Speaker
Details
Circadian clocks regulate the timing of various behavioral and physiological activities in most organisms on a 24-hr scale such that they are phased appropriately to external, cyclic changes in the environment. The clock neuronal network in Drosophila melanogaster is comprised of ~150 neurons distributed bilaterally in the brain, which regulate rhythmic behaviors. A subset of these neurons, the small ventral lateral neurons (s-LNvs) also known as the M-cells, secrete the neuropeptide Pigment Dispersing Factor (PDF) which functions as a synchronizing factor in the network with complex effects on other clock neurons. Lack of PDF and its receptor, PDFR, result in most flies displaying arrhythmicity in activity-rest cycles under constant conditions. However, as is the case in most studies of neuronal circuits that control behavior, the majority of the work has been conducted in males. Our results show that some assumptions that had been made for the male circadian network are not true for females. We report that the female circadian rhythms are less affected by the loss of both PDF and PDFR. Cell-specific Pdf knockout has a greater effect on male rhythms in fundamental circadian properties like free-running period and rhythm power.

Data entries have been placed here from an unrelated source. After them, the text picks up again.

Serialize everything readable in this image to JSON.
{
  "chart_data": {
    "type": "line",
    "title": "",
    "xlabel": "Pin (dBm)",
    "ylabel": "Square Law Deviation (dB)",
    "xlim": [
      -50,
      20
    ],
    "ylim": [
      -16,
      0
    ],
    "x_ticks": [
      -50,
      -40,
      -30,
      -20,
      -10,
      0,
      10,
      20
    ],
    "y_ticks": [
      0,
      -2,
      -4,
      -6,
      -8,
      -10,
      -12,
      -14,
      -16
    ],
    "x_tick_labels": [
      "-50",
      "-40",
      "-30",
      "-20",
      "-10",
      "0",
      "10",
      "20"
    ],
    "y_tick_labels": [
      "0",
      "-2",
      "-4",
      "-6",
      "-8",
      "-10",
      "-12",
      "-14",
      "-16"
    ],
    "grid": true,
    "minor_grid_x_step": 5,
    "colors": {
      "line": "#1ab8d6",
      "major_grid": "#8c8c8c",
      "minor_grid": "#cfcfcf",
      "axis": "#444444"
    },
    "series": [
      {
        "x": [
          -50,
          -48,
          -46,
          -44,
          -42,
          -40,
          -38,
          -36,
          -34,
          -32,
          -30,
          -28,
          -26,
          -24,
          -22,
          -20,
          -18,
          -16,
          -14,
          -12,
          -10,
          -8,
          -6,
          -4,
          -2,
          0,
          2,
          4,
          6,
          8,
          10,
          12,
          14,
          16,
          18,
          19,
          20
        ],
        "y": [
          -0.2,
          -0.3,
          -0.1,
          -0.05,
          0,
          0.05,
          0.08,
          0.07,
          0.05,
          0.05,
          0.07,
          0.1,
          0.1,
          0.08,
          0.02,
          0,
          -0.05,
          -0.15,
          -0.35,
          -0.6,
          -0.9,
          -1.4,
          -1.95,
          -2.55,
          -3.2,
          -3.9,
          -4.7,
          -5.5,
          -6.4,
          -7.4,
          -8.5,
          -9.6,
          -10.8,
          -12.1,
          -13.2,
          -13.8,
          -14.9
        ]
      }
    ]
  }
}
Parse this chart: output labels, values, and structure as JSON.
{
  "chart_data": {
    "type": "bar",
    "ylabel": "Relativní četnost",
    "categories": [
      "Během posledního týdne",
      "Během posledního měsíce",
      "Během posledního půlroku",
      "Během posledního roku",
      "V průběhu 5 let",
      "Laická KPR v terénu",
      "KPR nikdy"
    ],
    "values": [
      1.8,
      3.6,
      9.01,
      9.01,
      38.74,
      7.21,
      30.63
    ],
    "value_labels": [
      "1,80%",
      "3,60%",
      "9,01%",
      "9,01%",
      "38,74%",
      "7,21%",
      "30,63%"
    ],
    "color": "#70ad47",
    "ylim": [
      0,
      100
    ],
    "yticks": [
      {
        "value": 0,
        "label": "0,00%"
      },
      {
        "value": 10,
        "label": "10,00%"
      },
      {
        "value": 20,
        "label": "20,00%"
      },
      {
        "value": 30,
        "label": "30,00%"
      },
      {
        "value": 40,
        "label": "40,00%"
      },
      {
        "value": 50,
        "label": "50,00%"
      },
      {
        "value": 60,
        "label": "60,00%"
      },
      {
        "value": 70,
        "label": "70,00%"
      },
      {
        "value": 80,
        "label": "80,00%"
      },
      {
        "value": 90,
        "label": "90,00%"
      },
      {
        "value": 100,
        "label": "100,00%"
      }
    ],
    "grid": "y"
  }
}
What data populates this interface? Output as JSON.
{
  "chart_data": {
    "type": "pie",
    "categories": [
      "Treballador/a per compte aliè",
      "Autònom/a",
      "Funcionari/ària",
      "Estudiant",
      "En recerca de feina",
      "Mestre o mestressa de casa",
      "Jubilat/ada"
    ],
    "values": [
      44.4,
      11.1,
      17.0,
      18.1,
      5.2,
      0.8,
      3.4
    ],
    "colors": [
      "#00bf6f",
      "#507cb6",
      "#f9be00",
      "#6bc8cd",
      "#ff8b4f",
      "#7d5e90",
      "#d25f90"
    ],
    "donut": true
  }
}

In addition, adult specific manipulation of Pdf results in changes in rhythmic power, but no changes in free-running period, suggesting that this neuropeptide plays important functions during the development of the circadian timekeeping network. Finally, we tested the influence of the M-cells over the circadian and showed that speeding up the molecular clock specifically in M cells leads to sexually dimorphic phenotypes. Our results suggest that the female circadian system is more resilient to the loss of the synchronizing factor PDF, and that circadian timekeeping is more distributed across the clock neuron network in females. Taken together, our data suggest that the relative influence of different subsets of neuronal circadian oscillators is sexually dimorphic and that anatomically similar networks can have functional differences in generating behavioral outputs.